En una conferencia sobre literatura y cine dictada en 1990, Pere Gimferrer, escritor catalán, sostiene que el cine que se hace en Estados Unidos tiende, cada vez más, a complacer a espectadores que no rebasan los 15 años de edad. El punto de partida de este proceso de ``infantilización del público'', según Gimferrer, es la Guerra de las Galaxias.
En el momento de su conferencia Gimferrer ignoraba que siete años más tarde, George Lucas estrenaría por tercera vez su película, con la intención evidente de duplicar su fortuna y --¿por qué no?-- con la intención secreta de reinfantilizarnos. El escritor pasó por alto (seguramente porque la conferencia era sobre literatura y cine) la infantilización, casi simultánea, que proponía la banda Kiss: el vampiro de alitas inverosímiles, zapatones de plataforma, sobrevuelo con cables perfectamente visibles y vomitadas de caricatura; sosteniendo batalla campal escénica contra el hombre del espacio o contra el gatito que agitaba sus bigotes sobre los tambores. Resulta curioso y hasta sintomático, que Kiss, elemento fundamental de la ``infantilización del público'', reaparezca en la misma época en que reaparece la Guerra de las Galaxias. Es más curioso aún que el público actual de estos dos reestrenos, son niños que no habían nacido cuando la banda y el filme aparecieron originalmente, y que además asisten acompañados por sus padres. Mientras los adultos acuden a su reinfantilización cíclica, los infantes crecen y se desarrollan debidamente infantilizados.

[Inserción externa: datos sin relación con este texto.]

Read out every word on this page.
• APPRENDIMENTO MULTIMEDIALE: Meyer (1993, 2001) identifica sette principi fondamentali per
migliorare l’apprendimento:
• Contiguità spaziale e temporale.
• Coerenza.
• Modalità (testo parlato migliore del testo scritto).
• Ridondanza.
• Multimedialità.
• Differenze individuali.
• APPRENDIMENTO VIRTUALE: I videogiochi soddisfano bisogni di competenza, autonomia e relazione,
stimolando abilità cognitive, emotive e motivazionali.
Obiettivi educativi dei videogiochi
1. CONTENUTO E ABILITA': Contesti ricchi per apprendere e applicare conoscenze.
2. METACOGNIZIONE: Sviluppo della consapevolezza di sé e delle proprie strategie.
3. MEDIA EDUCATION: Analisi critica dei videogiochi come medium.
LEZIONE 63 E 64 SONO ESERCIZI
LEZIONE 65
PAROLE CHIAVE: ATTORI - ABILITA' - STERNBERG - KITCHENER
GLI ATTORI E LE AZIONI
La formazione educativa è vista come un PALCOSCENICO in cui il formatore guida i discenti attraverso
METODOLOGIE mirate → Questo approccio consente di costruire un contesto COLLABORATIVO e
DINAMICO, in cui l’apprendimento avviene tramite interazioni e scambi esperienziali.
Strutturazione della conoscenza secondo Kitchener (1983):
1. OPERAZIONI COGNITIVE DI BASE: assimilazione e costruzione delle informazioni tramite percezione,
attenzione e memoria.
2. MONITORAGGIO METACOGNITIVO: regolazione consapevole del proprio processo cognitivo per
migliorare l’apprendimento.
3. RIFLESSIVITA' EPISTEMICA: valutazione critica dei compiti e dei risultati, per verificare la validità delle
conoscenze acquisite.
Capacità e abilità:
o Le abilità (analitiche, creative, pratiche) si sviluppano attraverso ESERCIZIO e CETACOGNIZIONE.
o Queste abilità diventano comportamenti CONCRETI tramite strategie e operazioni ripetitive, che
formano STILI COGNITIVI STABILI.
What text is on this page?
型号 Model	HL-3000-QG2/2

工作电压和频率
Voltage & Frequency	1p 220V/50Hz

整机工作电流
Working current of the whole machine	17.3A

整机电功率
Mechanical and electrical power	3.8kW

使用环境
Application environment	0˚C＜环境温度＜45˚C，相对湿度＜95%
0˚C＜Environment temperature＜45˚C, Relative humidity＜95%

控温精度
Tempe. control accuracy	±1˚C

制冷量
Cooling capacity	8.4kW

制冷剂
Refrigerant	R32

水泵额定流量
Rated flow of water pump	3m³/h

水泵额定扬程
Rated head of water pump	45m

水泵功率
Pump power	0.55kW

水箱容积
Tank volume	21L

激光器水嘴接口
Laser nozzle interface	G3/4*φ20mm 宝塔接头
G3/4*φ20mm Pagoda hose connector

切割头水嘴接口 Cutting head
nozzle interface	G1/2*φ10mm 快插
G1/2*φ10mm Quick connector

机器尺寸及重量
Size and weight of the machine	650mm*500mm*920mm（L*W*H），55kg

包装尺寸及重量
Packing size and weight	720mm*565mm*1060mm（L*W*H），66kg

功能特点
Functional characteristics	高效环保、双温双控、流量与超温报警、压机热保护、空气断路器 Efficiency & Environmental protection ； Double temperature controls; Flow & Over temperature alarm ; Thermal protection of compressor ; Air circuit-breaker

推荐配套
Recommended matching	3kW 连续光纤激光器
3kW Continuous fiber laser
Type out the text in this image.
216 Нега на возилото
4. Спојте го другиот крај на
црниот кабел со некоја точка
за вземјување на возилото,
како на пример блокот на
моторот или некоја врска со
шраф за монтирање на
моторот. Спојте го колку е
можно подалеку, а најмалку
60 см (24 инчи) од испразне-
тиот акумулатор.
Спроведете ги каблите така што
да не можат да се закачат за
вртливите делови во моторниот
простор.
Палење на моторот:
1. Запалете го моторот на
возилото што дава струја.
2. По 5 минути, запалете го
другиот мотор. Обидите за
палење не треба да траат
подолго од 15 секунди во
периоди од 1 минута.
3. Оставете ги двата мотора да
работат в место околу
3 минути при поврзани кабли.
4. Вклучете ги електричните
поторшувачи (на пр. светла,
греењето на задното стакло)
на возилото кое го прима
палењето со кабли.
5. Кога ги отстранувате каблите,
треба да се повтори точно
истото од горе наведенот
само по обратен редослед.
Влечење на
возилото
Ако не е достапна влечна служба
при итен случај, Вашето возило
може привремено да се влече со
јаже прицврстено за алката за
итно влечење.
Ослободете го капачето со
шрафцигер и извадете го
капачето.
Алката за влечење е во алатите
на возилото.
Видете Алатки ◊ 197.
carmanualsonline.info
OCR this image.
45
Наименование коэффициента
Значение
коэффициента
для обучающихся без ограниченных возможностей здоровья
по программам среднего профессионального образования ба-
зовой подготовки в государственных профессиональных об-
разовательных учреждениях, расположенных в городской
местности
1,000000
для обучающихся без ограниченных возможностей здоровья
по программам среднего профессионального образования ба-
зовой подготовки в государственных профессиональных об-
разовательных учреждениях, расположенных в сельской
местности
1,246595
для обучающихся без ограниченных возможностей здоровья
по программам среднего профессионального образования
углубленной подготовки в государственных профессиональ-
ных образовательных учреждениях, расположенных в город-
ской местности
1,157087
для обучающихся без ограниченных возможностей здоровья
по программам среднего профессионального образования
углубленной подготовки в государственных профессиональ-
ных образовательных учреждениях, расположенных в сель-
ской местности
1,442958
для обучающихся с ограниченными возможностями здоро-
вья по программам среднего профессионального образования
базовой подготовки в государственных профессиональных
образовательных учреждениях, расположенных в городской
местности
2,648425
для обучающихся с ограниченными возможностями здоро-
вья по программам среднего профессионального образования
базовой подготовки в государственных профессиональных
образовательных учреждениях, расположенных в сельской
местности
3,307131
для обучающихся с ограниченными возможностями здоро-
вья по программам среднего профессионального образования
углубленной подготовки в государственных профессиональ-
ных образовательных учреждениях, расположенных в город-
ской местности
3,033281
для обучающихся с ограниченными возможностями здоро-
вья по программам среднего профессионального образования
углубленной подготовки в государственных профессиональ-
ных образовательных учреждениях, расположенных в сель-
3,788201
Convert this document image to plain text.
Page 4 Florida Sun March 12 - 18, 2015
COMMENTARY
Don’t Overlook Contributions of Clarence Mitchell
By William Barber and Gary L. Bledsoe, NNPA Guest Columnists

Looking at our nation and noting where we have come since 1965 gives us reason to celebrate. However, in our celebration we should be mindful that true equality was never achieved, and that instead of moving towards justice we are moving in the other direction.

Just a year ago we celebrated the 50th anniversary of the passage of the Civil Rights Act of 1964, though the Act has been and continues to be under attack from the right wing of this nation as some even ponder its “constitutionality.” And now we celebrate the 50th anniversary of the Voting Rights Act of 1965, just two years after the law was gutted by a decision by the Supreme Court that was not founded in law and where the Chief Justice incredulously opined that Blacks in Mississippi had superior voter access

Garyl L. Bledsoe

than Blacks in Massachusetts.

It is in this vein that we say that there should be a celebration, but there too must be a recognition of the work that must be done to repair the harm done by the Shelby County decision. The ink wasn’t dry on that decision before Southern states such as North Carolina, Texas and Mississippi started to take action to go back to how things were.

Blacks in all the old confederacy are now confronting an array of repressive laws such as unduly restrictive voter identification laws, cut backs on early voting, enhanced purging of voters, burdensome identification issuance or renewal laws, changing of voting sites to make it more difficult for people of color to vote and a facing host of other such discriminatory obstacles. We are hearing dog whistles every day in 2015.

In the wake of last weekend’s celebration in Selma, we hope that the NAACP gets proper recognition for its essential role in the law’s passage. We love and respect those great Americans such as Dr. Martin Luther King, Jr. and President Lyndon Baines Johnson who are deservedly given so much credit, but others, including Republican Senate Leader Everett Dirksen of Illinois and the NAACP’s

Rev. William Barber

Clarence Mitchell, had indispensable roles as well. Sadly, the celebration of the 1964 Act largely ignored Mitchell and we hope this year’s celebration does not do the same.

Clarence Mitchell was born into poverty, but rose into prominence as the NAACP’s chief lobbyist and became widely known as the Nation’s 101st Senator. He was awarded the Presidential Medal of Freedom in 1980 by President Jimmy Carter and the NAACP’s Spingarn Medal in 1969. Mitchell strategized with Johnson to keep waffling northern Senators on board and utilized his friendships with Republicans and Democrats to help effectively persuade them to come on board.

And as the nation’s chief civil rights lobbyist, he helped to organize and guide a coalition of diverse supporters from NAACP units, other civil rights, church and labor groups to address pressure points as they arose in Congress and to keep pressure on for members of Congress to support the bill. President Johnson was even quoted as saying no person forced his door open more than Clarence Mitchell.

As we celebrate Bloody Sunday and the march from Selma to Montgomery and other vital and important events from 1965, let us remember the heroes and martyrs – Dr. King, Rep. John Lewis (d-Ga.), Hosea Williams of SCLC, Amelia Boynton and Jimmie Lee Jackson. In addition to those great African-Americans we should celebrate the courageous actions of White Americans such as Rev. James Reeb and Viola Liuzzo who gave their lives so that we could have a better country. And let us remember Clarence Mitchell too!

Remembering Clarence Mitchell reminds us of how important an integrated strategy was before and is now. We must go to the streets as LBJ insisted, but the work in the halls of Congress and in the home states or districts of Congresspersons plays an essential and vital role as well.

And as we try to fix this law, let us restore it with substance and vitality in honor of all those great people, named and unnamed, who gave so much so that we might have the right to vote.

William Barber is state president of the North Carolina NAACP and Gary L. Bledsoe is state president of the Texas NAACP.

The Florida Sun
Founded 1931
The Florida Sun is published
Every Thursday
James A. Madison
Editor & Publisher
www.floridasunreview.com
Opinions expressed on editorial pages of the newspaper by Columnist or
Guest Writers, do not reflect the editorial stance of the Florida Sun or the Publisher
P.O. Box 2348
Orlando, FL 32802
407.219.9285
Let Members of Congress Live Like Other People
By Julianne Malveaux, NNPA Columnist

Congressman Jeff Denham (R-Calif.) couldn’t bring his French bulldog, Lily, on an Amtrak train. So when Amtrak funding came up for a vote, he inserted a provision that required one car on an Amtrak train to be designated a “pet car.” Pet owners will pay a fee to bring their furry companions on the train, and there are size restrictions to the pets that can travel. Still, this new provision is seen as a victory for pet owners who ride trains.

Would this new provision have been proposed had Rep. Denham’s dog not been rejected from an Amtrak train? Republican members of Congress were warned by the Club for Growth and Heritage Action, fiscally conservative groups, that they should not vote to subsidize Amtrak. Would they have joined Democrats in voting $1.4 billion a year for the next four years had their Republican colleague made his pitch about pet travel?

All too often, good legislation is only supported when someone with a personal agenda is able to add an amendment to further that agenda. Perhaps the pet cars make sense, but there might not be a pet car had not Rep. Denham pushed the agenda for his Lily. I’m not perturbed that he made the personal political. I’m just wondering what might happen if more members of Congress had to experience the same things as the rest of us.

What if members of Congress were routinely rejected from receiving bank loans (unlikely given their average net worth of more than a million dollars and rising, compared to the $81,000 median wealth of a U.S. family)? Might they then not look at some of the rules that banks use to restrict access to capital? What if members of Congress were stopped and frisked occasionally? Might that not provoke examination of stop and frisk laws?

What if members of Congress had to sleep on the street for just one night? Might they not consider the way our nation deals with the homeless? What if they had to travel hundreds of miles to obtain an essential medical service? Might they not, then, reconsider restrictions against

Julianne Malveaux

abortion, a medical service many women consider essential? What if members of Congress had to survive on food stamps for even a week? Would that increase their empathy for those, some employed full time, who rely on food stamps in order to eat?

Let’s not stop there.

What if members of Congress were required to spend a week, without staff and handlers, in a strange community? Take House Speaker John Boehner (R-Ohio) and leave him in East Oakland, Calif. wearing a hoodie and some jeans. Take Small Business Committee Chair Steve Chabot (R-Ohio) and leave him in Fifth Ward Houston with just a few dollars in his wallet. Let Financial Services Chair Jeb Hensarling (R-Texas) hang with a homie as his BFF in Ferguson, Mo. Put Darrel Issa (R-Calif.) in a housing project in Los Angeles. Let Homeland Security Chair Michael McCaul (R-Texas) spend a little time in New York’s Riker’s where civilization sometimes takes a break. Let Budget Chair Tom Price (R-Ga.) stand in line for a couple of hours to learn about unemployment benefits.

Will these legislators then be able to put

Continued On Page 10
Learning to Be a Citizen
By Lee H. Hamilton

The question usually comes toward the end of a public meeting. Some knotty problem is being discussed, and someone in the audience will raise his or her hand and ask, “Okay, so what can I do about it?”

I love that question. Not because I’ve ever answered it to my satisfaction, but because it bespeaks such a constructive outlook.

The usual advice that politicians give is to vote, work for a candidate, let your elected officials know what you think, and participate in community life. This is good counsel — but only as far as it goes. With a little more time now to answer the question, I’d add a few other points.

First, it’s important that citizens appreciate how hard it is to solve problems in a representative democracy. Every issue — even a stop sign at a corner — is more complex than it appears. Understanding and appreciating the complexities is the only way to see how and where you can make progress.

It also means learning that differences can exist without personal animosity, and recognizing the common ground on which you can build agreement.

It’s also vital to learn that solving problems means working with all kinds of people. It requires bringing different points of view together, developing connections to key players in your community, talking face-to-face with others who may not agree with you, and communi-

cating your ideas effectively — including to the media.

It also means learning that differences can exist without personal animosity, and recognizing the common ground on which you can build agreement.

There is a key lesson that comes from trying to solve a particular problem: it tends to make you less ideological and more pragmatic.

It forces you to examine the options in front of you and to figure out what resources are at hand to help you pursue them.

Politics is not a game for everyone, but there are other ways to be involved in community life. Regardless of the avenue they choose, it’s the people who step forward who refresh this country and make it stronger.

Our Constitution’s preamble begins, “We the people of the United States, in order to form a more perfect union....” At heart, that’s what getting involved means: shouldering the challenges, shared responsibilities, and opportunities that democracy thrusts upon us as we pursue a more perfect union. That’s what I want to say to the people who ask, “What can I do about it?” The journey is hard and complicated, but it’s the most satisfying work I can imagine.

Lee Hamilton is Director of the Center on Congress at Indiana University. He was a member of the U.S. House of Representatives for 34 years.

Vladimir Nabokov propone en su novela Lolita --obra que cuenta con más detractores o defensores, que lectores-- la relación entre un profesor cuarentón de raza blanca y una niña de doce años. La fama del tema es tal, que en japonés, la palabra bishoujo (niña hermosa) y la palabra lolita, se usan indistintamente para designar a la misma criatura.
Lolita cobra fuerza en Japón. Hace algunos años, la fantasía sexual del japonés adulto eran las señoritas de oficina que tenían alrededor de 20 años. Los regenteadores del sexo, siempre atentos a las necesidades del mercado, contrataban señoritas con aire de estar tomando dictado o de estar listas para ejecutar una cantidad generosa de fotocopias. La fantasía sexual del adulto japonés ha ido perdiendo edad (o ganando juventud), por varias razones; entre éstas destaca la del doctor Miyamoto, quien sostiene que mientras los hombres viven esclavizados en sus trabajos (hay que recordar que el japonés ademas de fantasioso es un trabajador feroz), sus esposas se han dedicado últimamente a leer, ver cine, viajar y escuchar música, es decir, a cultivarse. Esta nueva cultura de las mujeres ha conseguido que los hombres vayan perdiendo, gradualmente, en el reino doméstico, su jerarquía.
Como respuesta, sostiene el doctor Miyamoto, los hombres buscan parejas sexuales más impresionables; la reina de las fotocopias les parece ya demasiado cultivada y entonces (qué cosa tan natural) recurren a las colegiales. Es necesario anotar que en Tokio un adulto puede tener sexo con una niña mayor de doce años sin infringir la ley. También es necesario hacer notar que Lolita, la de Nabokov, tenía doce años cuando Humbert Humbert el cuarentón se fija en ella. ¿Será que el escritor ha alcanzado nivel constitucional en Japón?. A la hipótesis del doctor Miyamoto hay que agregarle, por algún lado, la cruzada infantilizadora de Kiss y de la Guerra de las Galaxias. A los japoneses, al parecer, se les ha infantilizado el gusto.
Los regenteadores del sexo, atentos a los golpes de timón que da el mercado, han fundado una cadena de quilombos novedosos que se conocen como Club de Imagen. Cada hora en el club cuesta 150 dólares (no debe ser una tarifa exagerada para un trabajador feroz y fantasioso) y el cliente puede elegir entre varios escenarios distintos. Está el clásico salón de clase, con bancas, pizarrón, escritorio para el maestro (que es el cliente) y una alumna (o dos o tres) vestida de uniforme, lista para someterse al revolcón didáctico que le aplicará su profesor. Cuando la infantilización se consolide en aquel país, los clientes pagarán por hacer el papel de alumna. ``Los hombres japoneses están obsesionados con las colegialas'', dice Kaori, una de las uniformadas sin demasiado apego al uniforme, que actúa como niña de doce años pero en realidad tiene 26.
Además del salón de clase, hay un vestidor de gimnasio, en donde abundan las alumnas sudadas que se ponen y se quitán prendas deportivas y un vagón lleno de niñas en donde el otrora profesor, por 150 dólares extra, puede metamorfosearse en violador de tren sin consecuencias.